- We carried out 36 interviews with representatives of large listed companies to obtain a corporate perspective on engagement. We combined this research with two earlier studies of engagement practices involving 66 institutional investors.
- Our interviews highlight three ESG engagement dynamics that create distinct types of value for companies and investors: (a) communicative dynamics – engagement enables the exchange of information between corporations and investors, creating ‘communicative value’; (b) learning dynamics – engagement helps to produce and diffuse new ESG knowledge amongst companies and investors, creating ‘learning value’; and (c) political dynamics – engagement facilitates diverse internal and external relationships for companies and investors, creating ‘political value’.
- Combined with our previous research on investor engagement activities, we present unique insights into the differences between corporate and investor perspectives on these engagement value-creating dynamics, as well as the meaning of engagement ‘success’.

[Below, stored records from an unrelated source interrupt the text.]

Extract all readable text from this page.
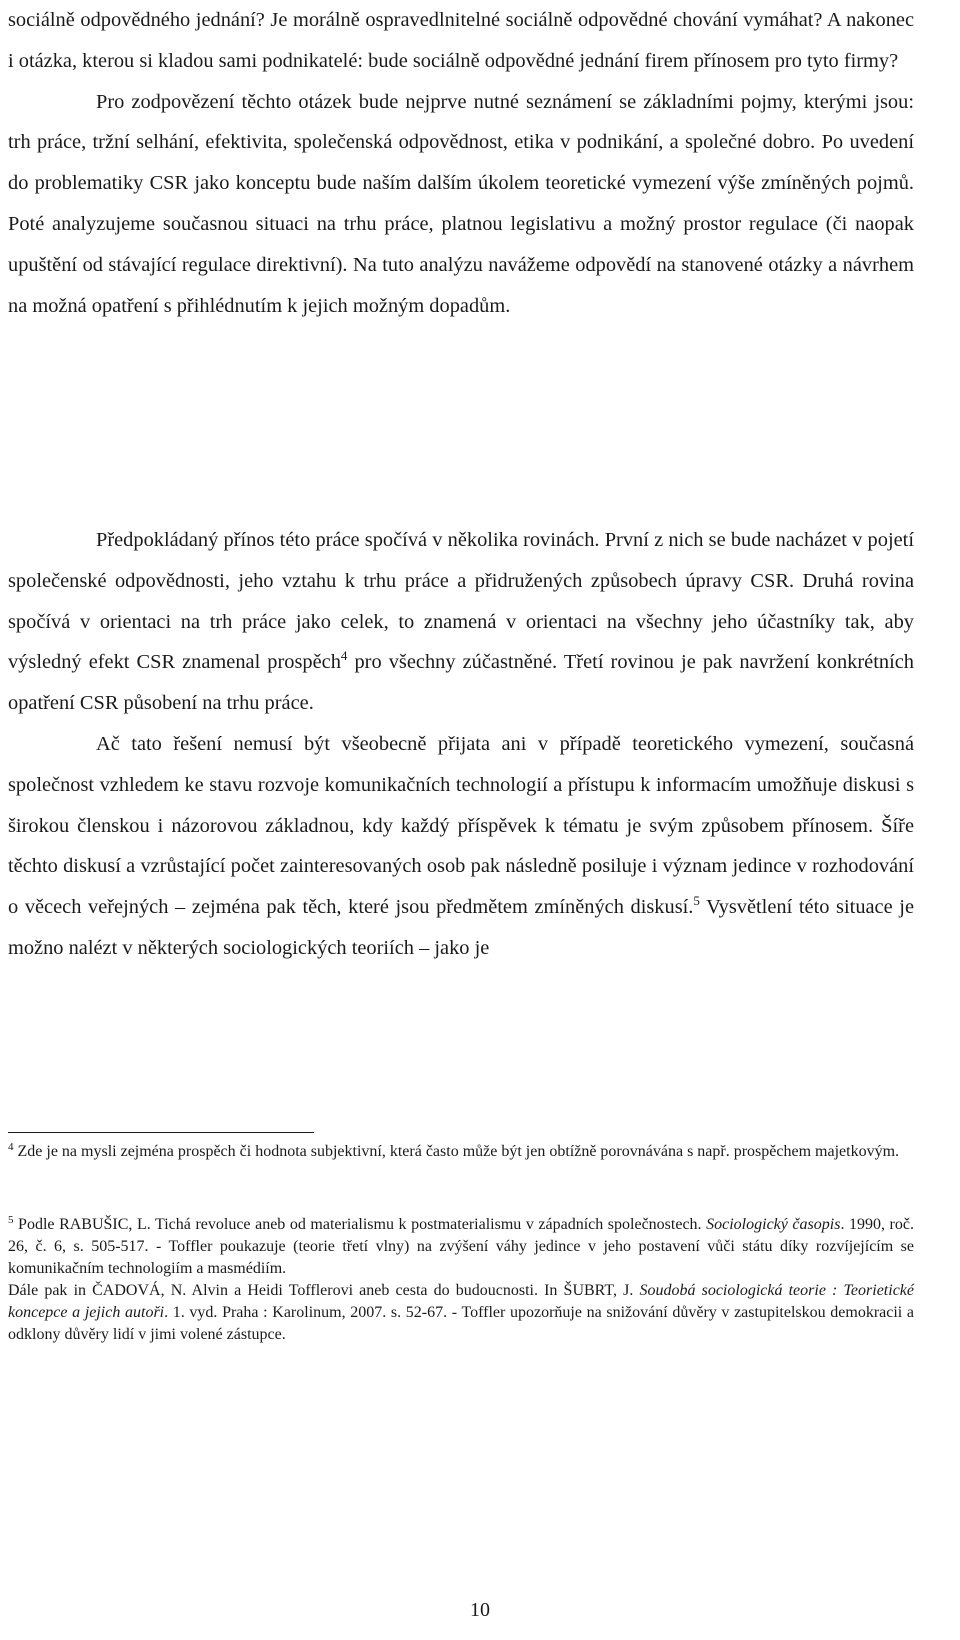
sociálně odpovědného jednání? Je morálně ospravedlnitelné sociálně odpovědné chování vymáhat? A nakonec i otázka, kterou si kladou sami podnikatelé: bude sociálně odpovědné jednání firem přínosem pro tyto firmy?

Pro zodpovězení těchto otázek bude nejprve nutné seznámení se základními pojmy, kterými jsou: trh práce, tržní selhání, efektivita, společenská odpovědnost, etika v podnikání, a společné dobro. Po uvedení do problematiky CSR jako konceptu bude naším dalším úkolem teoretické vymezení výše zmíněných pojmů. Poté analyzujeme současnou situaci na trhu práce, platnou legislativu a možný prostor regulace (či naopak upuštění od stávající regulace direktivní). Na tuto analýzu navážeme odpovědí na stanovené otázky a návrhem na možná opatření s přihlédnutím k jejich možným dopadům.

Předpokládaný přínos této práce spočívá v několika rovinách. První z nich se bude nacházet v pojetí společenské odpovědnosti, jeho vztahu k trhu práce a přidružených způsobech úpravy CSR. Druhá rovina spočívá v orientaci na trh práce jako celek, to znamená v orientaci na všechny jeho účastníky tak, aby výsledný efekt CSR znamenal prospěch$^4$ pro všechny zúčastněné. Třetí rovinou je pak navržení konkrétních opatření CSR působení na trhu práce.

Ač tato řešení nemusí být všeobecně přijata ani v případě teoretického vymezení, současná společnost vzhledem ke stavu rozvoje komunikačních technologií a přístupu k informacím umožňuje diskusi s širokou členskou i názorovou základnou, kdy každý příspěvek k tématu je svým způsobem přínosem. Šíře těchto diskusí a vzrůstající počet zainteresovaných osob pak následně posiluje i význam jedince v rozhodování o věcech veřejných – zejména pak těch, které jsou předmětem zmíněných diskusí.$^5$ Vysvětlení této situace je možno nalézt v některých sociologických teoriích – jako je

$^4$ Zde je na mysli zejména prospěch či hodnota subjektivní, která často může být jen obtížně porovnávána s např. prospěchem majetkovým.

$^5$ Podle RABUŠIC, L. Tichá revoluce aneb od materialismu k postmaterialismu v západních společnostech. Sociologický časopis. 1990, roč. 26, č. 6, s. 505-517. - Toffler poukazuje (teorie třetí vlny) na zvýšení váhy jedince v jeho postavení vůči státu díky rozvíjejícím se komunikačním technologiím a masmédiím.

Dále pak in ČADOVÁ, N. Alvin a Heidi Tofflerovi aneb cesta do budoucnosti. In ŠUBRT, J. Soudobá sociologická teorie : Teorietické koncepce a jejich autoři. 1. vyd. Praha : Karolinum, 2007. s. 52-67. - Toffler upozorňuje na snižování důvěry v zastupitelskou demokracii a odklony důvěry lidí v jimi volené zástupce.

10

- We reveal divergent corporate and investor views on the benefits and challenges of individual versus collective forms of engagement.
- We identify specific corporate and investor enablers and barriers to engagement success.
- Finally, we present recommendations for companies and investors to improve the success of engagement.
- Companies can enhance their communication with investors by closing the loop between internal ESG information systems, ESG engagement information and ESG reporting practices. This can be enabled by deploying dedicated information systems to manage investor relations.
- Learning opportunities can be extended by ‘acting rather than being acted upon’. Corporations can use engagement proactively and strategically to test ESG policies, identify more efficient ESG targets and KPIs, and build better ESG management systems.
- Political benefits can be maximised through enhanced internal coordination between corporate investor relations departments, sustainability departments, and board-level executives before meeting with external investors.
- Investors can enhance the communicative value of engagement by making their engagement objectives, expectations and desired form of success clear to companies upfront. Communicative value can also be increased through improved public transparency and disclosure – and hence social accountability – of how engagement processes are initiated, executed, managed, monitored and evaluated.
- Learning value can be advanced if investors strengthen the feedback loop between new ESG information and knowledge gained through engagement, and their main ESG integration databases and decision-making processes. Learning opportunities can be lost however, if engagement is outsourced without any standardised feedback process.
- Political benefits can be derived internally if ESG and financial analysts work more closely together on engagements. External political value can be gained through better collaboration with clients and their beneficiaries when developing or refining engagement policies, objectives and accountability mechanisms, as well as through balancing individual and collective forms of engagement to create and maintain long-term relationships with investee companies.